One of my most recent house guests happened to be at the sink in the downstairs bathroom while I was in the shower in the upstairs bathroom. When we met at the breakfast table a short time later, he told me he had been dripped on.
Yep, there was a leak, all right. The plumber came two days later, took apart the faucet in the upstairs shower, and discovered that it had been leaking inside the wall for a long time. The two-by-fours were spotted with yucky black stuff, and the whole thing smelled like the kind of basement you don’t want to go into even with the lights on.
After he fixed the leak, the plumber recommended bleach. Use a fan to dry out the wet area, he said, then apply generous amounts of one part chlorine bleach to three parts water and dry it out again.
The first time I did this, I thought the odd clumps of tannish stuff on the two-by-fours were bits of wood and sawdust left inside the wall by various plumbers and carpenters.
The second time I bleached it, I was wearing my reading glasses. Big mistake. It allowed me to see that those clumps were something living that had grown there. They were some sort of fungi or mutant mushroom. Alien life forms, for sure.
Did I call in a mycologist to identify them? Did I apply for a National Science Foundation grant to study them? Did I at least scrape some of them into a baggie for possible drying and smoking?
Nope. I doused the little critters with bleach. Not only did I interfere with that particular alien culture, I did my best to destroy it.

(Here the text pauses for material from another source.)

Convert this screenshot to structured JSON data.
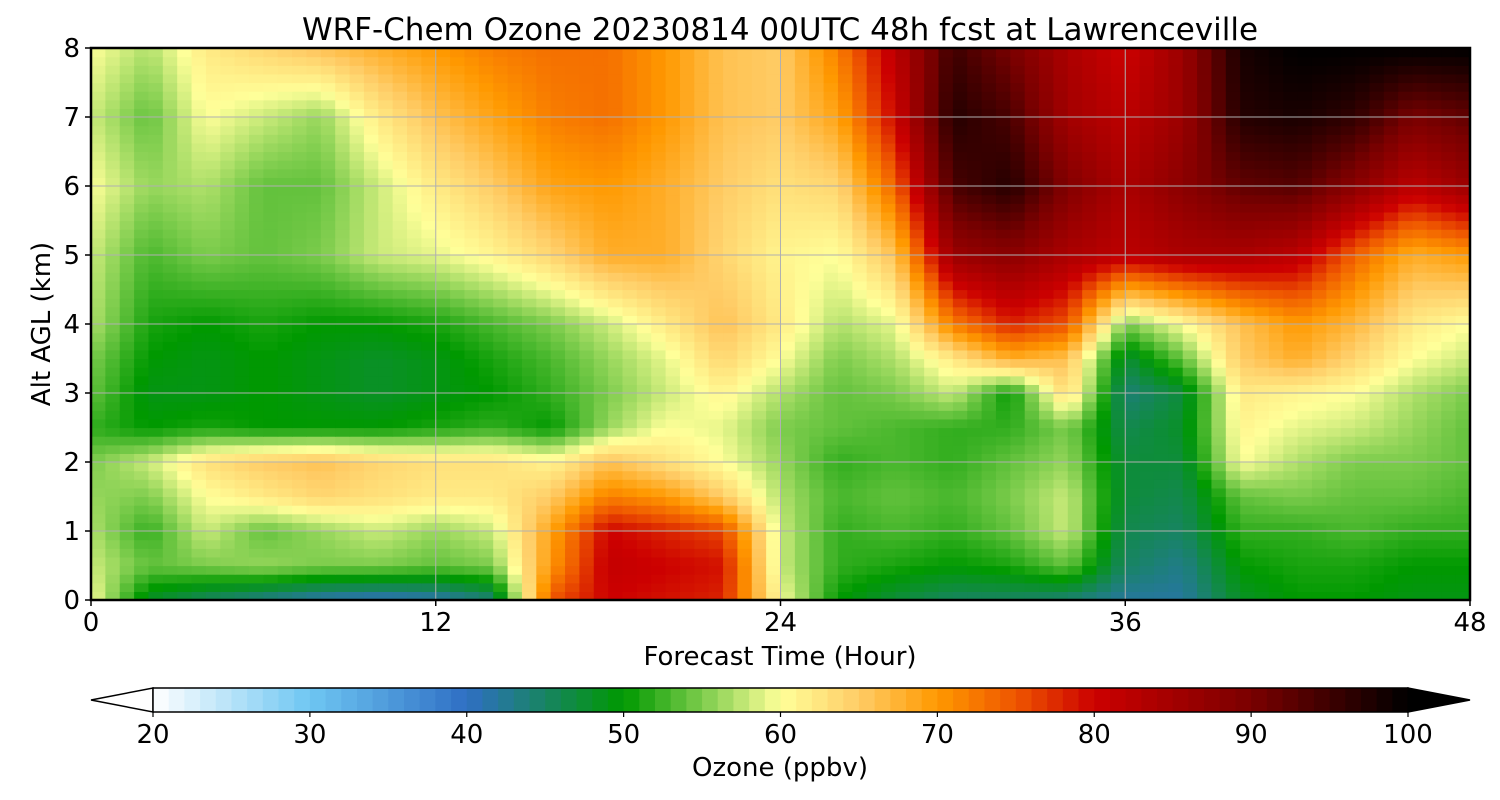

Maybe, by not eating or smoking them, I missed an opportunity for enlightenment. Never mind. Breathing the bleach fumes is hallucinogenic enough. If you were planning on visiting any time soon, I’d recommend waiting till the aura of chlorine has dissipated.
Besides, by the time I bleach the afflicted area, dry it out, and pay the plumber, I will have gained valuable insight and wisdom anyway. To wit: A little plumbing leak, ignored long enough, will grow into a bigger plumbing leak. That’s quite enough enlightenment for one week.